Saat itu, sudah pasti syarat ini takkan terpenuhi. Mereka sudah terpecah menjadi beberapa
firqah (kelompok), bahkan saling mengangkat senjata. Ada yang kesal lantas menghardik Ibnu
Umar. "Tak seorang pun lebih buruk perlakuannya terhadap manusia kecuali kamu," kata mereka.
"Kenapa? Demi Allah, aku tidak pernah menumpahkan darah mereka tidak pula berpisah dengan
jamaah mereka, apalagi memecah-mecah persatuan mereka?" jawab Ibnu Umar heran.
"Seandainya kau mau menjadi khalifah, tak seorang pun akan menentang."
"Aku tak suka kalau dalam hal ini seorang mengatakan setuju, sedang yang lain tidak."

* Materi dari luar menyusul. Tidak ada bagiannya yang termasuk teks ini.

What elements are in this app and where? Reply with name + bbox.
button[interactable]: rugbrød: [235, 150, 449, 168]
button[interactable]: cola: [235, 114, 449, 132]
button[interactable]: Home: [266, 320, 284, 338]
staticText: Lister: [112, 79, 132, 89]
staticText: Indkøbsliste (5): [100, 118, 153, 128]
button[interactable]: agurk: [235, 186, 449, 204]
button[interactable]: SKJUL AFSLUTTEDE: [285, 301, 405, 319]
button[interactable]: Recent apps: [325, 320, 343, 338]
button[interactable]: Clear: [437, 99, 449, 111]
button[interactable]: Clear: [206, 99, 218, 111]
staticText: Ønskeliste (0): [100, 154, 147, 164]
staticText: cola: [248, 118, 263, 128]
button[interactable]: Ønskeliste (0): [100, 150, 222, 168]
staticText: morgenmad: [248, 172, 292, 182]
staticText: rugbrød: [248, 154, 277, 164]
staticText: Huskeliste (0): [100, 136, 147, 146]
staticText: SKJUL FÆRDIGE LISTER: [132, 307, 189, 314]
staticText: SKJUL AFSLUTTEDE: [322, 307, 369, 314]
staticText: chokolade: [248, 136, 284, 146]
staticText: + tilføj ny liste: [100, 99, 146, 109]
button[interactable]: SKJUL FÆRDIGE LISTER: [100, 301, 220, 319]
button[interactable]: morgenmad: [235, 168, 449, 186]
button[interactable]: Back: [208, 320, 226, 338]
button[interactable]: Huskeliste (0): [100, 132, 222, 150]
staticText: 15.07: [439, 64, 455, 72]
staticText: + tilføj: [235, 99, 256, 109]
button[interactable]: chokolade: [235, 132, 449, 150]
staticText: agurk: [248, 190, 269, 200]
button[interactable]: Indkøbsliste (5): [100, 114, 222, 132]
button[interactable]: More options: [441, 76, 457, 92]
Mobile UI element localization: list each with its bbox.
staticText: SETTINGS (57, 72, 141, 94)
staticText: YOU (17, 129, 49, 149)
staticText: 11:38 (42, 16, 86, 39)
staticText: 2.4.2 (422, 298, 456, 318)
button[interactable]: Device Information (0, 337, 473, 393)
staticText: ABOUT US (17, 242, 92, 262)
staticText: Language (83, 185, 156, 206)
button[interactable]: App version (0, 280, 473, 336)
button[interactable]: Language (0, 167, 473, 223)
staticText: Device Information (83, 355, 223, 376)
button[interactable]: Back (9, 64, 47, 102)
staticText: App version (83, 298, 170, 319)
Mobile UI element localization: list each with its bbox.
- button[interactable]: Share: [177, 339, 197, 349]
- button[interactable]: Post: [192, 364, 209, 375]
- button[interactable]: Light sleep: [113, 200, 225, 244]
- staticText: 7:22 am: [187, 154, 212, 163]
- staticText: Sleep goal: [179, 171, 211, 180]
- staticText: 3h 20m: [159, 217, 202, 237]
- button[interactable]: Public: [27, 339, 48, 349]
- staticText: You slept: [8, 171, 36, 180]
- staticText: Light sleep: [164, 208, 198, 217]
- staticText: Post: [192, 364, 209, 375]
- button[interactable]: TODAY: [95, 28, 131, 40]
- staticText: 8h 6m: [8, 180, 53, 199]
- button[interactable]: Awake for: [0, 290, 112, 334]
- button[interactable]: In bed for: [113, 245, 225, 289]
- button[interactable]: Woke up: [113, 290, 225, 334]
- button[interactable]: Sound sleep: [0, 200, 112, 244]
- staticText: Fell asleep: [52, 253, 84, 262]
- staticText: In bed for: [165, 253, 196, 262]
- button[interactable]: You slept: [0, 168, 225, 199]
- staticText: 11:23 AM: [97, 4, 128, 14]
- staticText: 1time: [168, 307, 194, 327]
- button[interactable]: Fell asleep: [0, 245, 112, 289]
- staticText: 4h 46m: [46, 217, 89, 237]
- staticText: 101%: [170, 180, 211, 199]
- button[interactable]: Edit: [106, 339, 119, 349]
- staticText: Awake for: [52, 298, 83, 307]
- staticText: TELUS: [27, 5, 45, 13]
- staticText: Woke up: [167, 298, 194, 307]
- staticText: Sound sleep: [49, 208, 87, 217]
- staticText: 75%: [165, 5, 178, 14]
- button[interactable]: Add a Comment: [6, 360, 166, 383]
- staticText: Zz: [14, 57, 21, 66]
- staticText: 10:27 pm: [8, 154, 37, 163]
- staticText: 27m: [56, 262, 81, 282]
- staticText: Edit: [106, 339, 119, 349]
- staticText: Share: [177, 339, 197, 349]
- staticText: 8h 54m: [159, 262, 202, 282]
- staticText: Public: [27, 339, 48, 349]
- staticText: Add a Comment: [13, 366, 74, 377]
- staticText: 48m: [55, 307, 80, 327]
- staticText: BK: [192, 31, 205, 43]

Ketika Muawiyah II, putra Yazid bin Muawiyah, menduduki jabatan khalifah, datang
Marwan menemui Ibnu Umar. "Ulurkan tanganmu agar kami berbaiat. Anda adalah pemimpin
Islam dan putra dari pemimpinnya."
"Lantas apa yang kita lakukan terhadap orang-orang bagian timur?"

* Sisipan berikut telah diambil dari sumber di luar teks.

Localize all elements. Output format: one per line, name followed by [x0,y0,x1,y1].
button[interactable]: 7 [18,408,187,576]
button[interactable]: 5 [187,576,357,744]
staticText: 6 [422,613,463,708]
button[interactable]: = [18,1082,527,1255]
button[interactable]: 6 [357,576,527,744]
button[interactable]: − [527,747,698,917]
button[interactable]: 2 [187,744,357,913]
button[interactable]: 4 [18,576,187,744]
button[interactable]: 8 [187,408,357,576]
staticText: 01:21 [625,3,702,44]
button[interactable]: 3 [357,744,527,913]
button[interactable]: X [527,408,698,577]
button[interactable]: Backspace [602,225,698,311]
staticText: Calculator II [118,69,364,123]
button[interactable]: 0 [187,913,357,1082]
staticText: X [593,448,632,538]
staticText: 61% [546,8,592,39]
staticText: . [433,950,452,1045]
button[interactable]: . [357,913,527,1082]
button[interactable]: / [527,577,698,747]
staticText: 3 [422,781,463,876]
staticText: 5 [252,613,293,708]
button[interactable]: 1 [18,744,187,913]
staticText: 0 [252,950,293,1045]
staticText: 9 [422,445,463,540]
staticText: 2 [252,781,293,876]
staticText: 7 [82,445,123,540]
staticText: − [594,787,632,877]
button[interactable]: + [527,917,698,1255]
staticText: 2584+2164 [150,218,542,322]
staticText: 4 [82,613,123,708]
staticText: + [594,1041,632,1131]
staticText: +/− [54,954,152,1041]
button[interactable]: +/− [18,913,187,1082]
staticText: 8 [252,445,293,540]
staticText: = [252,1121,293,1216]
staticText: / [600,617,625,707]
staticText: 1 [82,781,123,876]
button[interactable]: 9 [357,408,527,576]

"Kita gempur mereka sampai mau berbaiat."
"Demi Allah, aku tidak sudi dalam umurku yang tujuh puluh tahun ini, ada seorang manusia yang
terbunuh disebabkan olehku," kata Ibnu Umar.
Penolakan Ibnu Umar ini karena ia ingin netral di tengah kekalutan para pengikut Ali dan
Muawiyah. Sikap itu diungkapkannya dengan pernyataan, "Siapa yang berkata, 'marilah shalat',
akan kupenuhi. Siapa yang berkata 'marilah menuju kebahagiaan' akan kuturuti pula. Tetapi siapa
yang mengatakan 'marilah membunuh saudara kita seagama dan merampas hartanya', maka saya
katakan, tidak!"
Hal ini bukan karena Ibnu Umar lemah, tapi karena ia sangat berhati-hati, dan amat sedih jika umat
Islam terpecah dalam beberapa golongan. Ia tak suka berpihak pada salah satunya.
Meskipun pada akhirnya ia pernah berkata, "Tiada sesuatu pun yang kusesalkan karena tidak
kuperoleh, kecuali satu hal, aku amat menyesal tidak mendampingi Ali memerangi golongan
pendurhaka."
Seseorang menggugatnya, kenapa ia tidak membela Ali dan pengikutnya jika ia merasa Ali di pihak
yang benar.
Ibnu Umar menjawab, "Karena Allah telah mengharamkan atasku menumpahkan darah Muslim."